Le modèle qui concentre les attentes pour la France s’appelle le Starray EM-i. Ce grand SUV hybride rechargeable de 4,7 mètres développe 262 chevaux et se distingue par une motorisation thermique codéveloppée avec Horse Powertrain, l’entité motorisations née du rapprochement entre Renault et Geely. Ce n’est pas un produit clés en main entièrement importé de Chine, c’est un modèle intégrant une brique technologique calibrée aux normes européennes. Cela pèse peu sur la fiche technique mais beaucoup sur la perception du risque à l’achat, surtout dans un contexte où la durée de vie, la maintenance et la disponibilité des pièces restent des questions légitimes pour un client français face à une marque inconnue. Le Starray EM-i sera proposé avec deux options de batterie, mais les prix et les autonomies homologuées ne sont pas encore officiels.
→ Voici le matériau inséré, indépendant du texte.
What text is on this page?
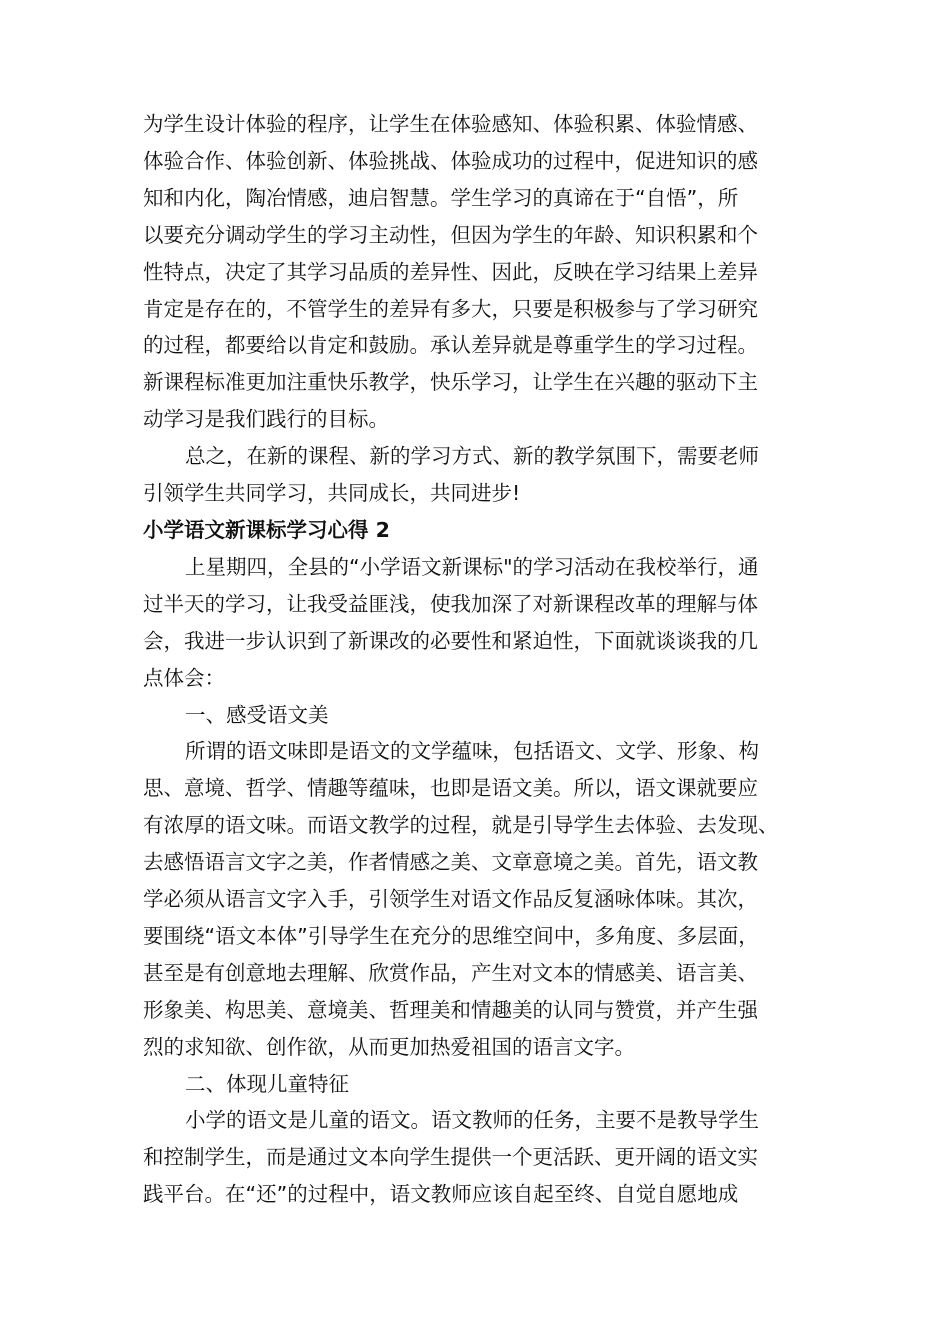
为学生设计体验的程序，让学生在体验感知、体验积累、体验情感、

体验合作、体验创新、体验挑战、体验成功的过程中，促进知识的感

知和内化，陶冶情感，迪启智慧。学生学习的真谛在于“自悟”，所

以要充分调动学生的学习主动性，但因为学生的年龄、知识积累和个

性特点，决定了其学习品质的差异性、因此，反映在学习结果上差异

肯定是存在的，不管学生的差异有多大，只要是积极参与了学习研究

的过程，都要给以肯定和鼓励。承认差异就是尊重学生的学习过程。

新课程标准更加注重快乐教学，快乐学习，让学生在兴趣的驱动下主

动学习是我们践行的目标。

总之，在新的课程、新的学习方式、新的教学氛围下，需要老师

引领学生共同学习，共同成长，共同进步!

小学语文新课标学习心得 2

上星期四，全县的“小学语文新课标"的学习活动在我校举行，通

过半天的学习，让我受益匪浅，使我加深了对新课程改革的理解与体

会，我进一步认识到了新课改的必要性和紧迫性，下面就谈谈我的几

点体会：

一、感受语文美

所谓的语文味即是语文的文学蕴味，包括语文、文学、形象、构

思、意境、哲学、情趣等蕴味，也即是语文美。所以，语文课就要应

有浓厚的语文味。而语文教学的过程，就是引导学生去体验、去发现、

去感悟语言文字之美，作者情感之美、文章意境之美。首先，语文教

学必须从语言文字入手，引领学生对语文作品反复涵咏体味。其次，

要围绕“语文本体”引导学生在充分的思维空间中，多角度、多层面，

甚至是有创意地去理解、欣赏作品，产生对文本的情感美、语言美、

形象美、构思美、意境美、哲理美和情趣美的认同与赞赏，并产生强

烈的求知欲、创作欲，从而更加热爱祖国的语言文字。

二、体现儿童特征

小学的语文是儿童的语文。语文教师的任务，主要不是教导学生

和控制学生，而是通过文本向学生提供一个更活跃、更开阔的语文实

践平台。在“还”的过程中，语文教师应该自起至终、自觉自愿地成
Nouveau modèle Geely Galaxy présenté pour le marché européen en 2025
© Geely

Une gamme pensée pour couvrir tous les segments

À côté du Starray EM-i, Geely arrive avec plusieurs modèles déjà identifiés pour le marché français. Le Galaxy E5 est le fer de lance électrique : un SUV compact de 4,60 mètres, 218 chevaux, batterie LFP de 60 kWh pour environ 430 kilomètres d’autonomie WLTP, positionné entre 37 990 et 41 990 euros au Benelux selon les versions. C’est un concurrent direct du Tesla Model Y et du Renault Scénic E-Tech, avec l’avantage d’avoir été conçu dès l’origine pour l’export, contrairement à des modèles chinois adaptés a posteriori aux normes européennes. Le Galaxy E8, berline électrique sur la plateforme SEA partagée avec la Volvo EX30, servira de vitrine technologique avec un écran OLED 8K de 45 pouces traversant l’intégralité du tableau de bord. Plus modeste, l’EX5 se positionne autour de 32 000 à 37 000 euros selon les finitions, sur la base des tarifs pratiqués au Royaume-Uni.

En parallèle, Zeekr, la marque premium du groupe, s’apprête à ouvrir 25 à 30 concessions en France au cours du deuxième trimestre 2026, avec le soutien du réseau Volvo pour l’après-vente. Et Lynk & Co vise 40 points de vente en France d’ici fin 2026, en abandonnant le modèle par abonnement pour s’appuyer sur le réseau Volvo et viser 6 000 immatriculations sur l’année. Le groupe n’envoie pas une marque en éclaireur, il envoie tout le monde en même temps.

Reste que la multiplication des marques du groupe sur le marché français pose une question de lisibilité. Expliquer au consommateur pourquoi choisir un Geely Galaxy E5 plutôt qu’un Zeekr, alors que les deux partagent les mêmes plateformes et la même maison mère, sera un exercice difficile. BYD a mis des années à stabiliser son image en Europe malgré une gamme solide. Geely part avec un avantage réel, l’héritage industriel de Volvo, mais la notoriété de marque, elle, est à construire entièrement.